The music exhibition opens with Sorrows of the King, on loan from the Pompidou Centre, in Paris. A collage four metres wide and three metres high, its bright colours, floating yellow leaves and dancing woman belie the title.
Matisse created the work just two years before his death. It represents Salomé dancing for King Herod. Some experts say the dark figure holding a yellow guitar at the centre was a final self-portrait.
Violins and pianos appear often in Matisse’s paintings. “In Nice in 1918 . . . he began studying the violin very seriously,” Matisse’s wife, Amélie, wrote. “When I asked him why, Henri answered, ‘I’m afraid of losing my sight and not being able to paint. If I’m blind, I’ll have to give up painting, but not music.’ ”

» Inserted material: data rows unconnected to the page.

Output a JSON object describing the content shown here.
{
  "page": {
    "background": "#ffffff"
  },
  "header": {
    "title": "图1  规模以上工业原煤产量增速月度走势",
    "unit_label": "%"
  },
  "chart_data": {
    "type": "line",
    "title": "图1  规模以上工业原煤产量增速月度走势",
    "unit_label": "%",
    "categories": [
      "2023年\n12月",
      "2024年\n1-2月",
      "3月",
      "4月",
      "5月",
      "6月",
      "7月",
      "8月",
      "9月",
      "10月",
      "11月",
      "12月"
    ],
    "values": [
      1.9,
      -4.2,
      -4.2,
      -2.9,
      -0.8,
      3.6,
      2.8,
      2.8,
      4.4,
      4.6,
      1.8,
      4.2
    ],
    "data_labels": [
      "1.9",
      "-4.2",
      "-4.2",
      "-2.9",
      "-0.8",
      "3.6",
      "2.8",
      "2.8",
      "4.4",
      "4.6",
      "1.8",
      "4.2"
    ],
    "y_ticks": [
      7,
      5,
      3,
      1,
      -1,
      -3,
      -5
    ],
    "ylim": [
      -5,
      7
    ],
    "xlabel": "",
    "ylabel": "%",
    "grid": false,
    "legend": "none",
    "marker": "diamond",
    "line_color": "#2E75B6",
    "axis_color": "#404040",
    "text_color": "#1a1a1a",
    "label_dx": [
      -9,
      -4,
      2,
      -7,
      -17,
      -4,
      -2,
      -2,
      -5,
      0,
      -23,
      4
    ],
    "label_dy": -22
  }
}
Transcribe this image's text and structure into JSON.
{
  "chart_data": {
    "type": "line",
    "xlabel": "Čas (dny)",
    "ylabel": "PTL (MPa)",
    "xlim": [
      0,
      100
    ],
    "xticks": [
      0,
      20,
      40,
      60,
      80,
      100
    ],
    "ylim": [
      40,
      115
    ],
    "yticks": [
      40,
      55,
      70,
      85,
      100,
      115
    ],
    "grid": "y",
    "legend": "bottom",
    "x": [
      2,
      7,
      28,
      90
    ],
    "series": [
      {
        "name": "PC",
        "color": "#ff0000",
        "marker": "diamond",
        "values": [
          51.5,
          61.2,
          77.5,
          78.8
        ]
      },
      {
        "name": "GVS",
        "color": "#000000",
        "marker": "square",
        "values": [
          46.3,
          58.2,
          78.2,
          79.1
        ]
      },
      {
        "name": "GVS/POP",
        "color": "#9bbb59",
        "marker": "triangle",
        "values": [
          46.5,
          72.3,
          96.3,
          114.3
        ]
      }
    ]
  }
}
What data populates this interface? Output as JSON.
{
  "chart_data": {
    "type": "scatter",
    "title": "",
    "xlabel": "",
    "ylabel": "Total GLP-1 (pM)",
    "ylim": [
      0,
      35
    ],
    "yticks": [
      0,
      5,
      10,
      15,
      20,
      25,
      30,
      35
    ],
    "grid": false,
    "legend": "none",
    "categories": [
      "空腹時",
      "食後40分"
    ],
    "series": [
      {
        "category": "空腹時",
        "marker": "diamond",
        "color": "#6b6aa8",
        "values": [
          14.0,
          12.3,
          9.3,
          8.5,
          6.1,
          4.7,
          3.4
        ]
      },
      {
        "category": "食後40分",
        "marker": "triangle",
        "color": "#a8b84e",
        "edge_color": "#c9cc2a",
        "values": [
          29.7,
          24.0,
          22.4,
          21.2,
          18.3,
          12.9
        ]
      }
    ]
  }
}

In Matisse’s paintings musical instruments sometimes seem aesthetic objects valued for their shape but detached from purpose, as with the lute in the bottom left of Matisse’s 1915 version of a 17th-century Dutch still-life, on loan from the Museum of Modern Art in New York.
In Matisse’s Interior With a Violin Case, also on loan from MoMa, we look out of the window of his Nice hotel room to the Baie des Anges. The empty violin case, like an open seashell on the yellow armchair, brings the azure sea and sky into the room.
Matisse listened to music on the radio while painting. A Provencal farandole dance tune went around and around in his head, he recounted, when he painted successive versions of his monumental Dance.
In 1929 Amélie wrote to the painter’s daughter, Marguerite (whom he had with the model Caroline Joblau), “Your father has the phonograph on . . . playing all kinds of jazz; the most suggestive tangos. He’s dancing the tango, Luxury Babe. He’s wearing his dressing gown and his black silk cap.”
Years later, while sketching the stations of the cross for the Dominican chapel at Vence, Matisse immersed himself in Bach’s St John Passion.
Before he married Amélie, Matisse wrote to her, “I love you a great deal, but I shall always love painting more.” He later described his work habits to an interviewer. “I go to bed at 10pm and I rise at 6am, partly because I want to use all the light possible.” He drank very little and indulged in “no excess of any sort”. His sole recreation, he said, was the violin.